Dharma Guns – Liberation

«Dharma» initiative

Par PHILIPPE AZOURY
no future . Le poète-cinéaste F.-J. Ossang signe un nouveau film post-moderne et punk.
LiberationEn ouverture, une séquence de ski nautique à toute berzingue sous fond sonore de Lard (groupuscule hardcore dans la mouvance des Dead Kennedys) fournit par brassées les clés nécessaires pour plonger tête la première dans l’esthétique de ce film hors norme : récit sur le fil du rasoir, risquant à tout moment la chute, images visant la commotion, et des corps en déséquilibre, seulement portés par la beauté immédiate d’un écrin noir et blanc presque liquide : l’underground, chez le cinéaste-poète-musicien F.-J. Ossang, est un sport (de combat, de glisse). Dharma Guns n’est pas film qui gagne à être résumé, sa forme en zigzag met au défi la linéarité du scénario.

Cold wave. En terres ossangiennnes, terres mille fois brûlées (elles nous viennent de l’expressionnisme allemand), les choses avancent autrement : par flashs, par fulgurances, dans un état d’hébétude permanent. Son héros, au sens pour ainsi dire chevaleresque du terme, est un jeune homme impavide, à l’accent russe, une sorte d’idiot dostoïevskien matiné cold-wave, censé remettre un script improbable à des commanditaires invisibles. Ce prince Mychkine ahuri est attendu dans un aéroport, quelque part dans l’archipel des Açores, par des hommes de main d’un géant de l’industrie pharmaceutique. A l’arrivée, il ne reconnaît pas les hommes qui le tutoient, ne reconnaît pas l’endroit, ne reconnaît pas la situation dans laquelle il est immergé, ni la succession qui lui échoit : il est, depuis longtemps, amnésique. Mais l’amnésie est ici un état général qui contamine tout : la façon de regarder le monde et de l’appréhender, la manière dont les séquences s’entrechoquent. Chaque scène ravale la précédente, la défait, et le film tout entier se détache progressivement du fil mémoriel qui est censé le coudre au récit. Ceux qui connaissent le travail de F.-J. Ossang seront en terrain familier : ils y retrouveront cette façon de tisser des scénarios paranoïaques, croisant parfois une science-fiction militaire, où la peur de la contamination et de l’autorité emportent des personnages de parias poétiques dans une course contre la mort. A ski nautique, en voiture, dans des chasses à l’homme, ces voyageurs sans passé ni avenir – no future – engagent leur liberté sous les feux croisés de la folie et des armes. On dit d’Ossang qu’il est LE cinéaste rock en France. Mais le rock est ici une affaire large, comprenant aussi bien la poésie de Maïakovski que les paysages industriels des Açores. En retour, sa photographie noir et blanc acérée est punk jusqu’en dessous des ongles (magnifique travail du chef op Gleb Teleshov).

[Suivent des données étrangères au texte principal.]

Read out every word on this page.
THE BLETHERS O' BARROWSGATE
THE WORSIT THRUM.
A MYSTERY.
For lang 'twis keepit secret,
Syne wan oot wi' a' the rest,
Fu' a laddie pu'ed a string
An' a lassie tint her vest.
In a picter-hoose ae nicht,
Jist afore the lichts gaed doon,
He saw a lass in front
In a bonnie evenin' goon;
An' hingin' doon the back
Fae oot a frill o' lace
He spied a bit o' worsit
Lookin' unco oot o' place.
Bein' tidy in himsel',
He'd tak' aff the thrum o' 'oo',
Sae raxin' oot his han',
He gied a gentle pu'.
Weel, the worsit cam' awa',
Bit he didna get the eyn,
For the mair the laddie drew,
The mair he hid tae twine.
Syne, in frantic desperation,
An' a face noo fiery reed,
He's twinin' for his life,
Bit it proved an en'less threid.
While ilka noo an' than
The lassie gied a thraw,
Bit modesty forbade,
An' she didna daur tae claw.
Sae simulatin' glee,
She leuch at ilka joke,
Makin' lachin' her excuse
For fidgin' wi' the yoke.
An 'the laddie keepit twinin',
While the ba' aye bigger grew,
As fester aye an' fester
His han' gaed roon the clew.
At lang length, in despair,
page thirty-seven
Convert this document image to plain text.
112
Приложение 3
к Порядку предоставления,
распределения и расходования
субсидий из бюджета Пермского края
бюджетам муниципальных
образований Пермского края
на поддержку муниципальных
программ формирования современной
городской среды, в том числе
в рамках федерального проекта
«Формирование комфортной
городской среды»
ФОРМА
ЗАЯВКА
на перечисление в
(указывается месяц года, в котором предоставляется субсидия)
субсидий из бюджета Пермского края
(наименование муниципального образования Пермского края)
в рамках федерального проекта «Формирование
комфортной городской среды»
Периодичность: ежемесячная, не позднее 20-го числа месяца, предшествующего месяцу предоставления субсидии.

Style viral. Le temps n’a pas d’emprise sur Ossang, son style postmoderne n’a pas oscillé depuis l’Affaire des divisions Morituri (1985), en passant par l’excellent Docteur Chance (featuring le Clash mort Joe Strummer) en 1997. Imperméable au changement, son style viral continue de rappeler le Lars von Trier période Epidemic, mais Ossang, on le sait, ne nous fera jamais le chantage à l’émotion. Trop lyrique pour ça.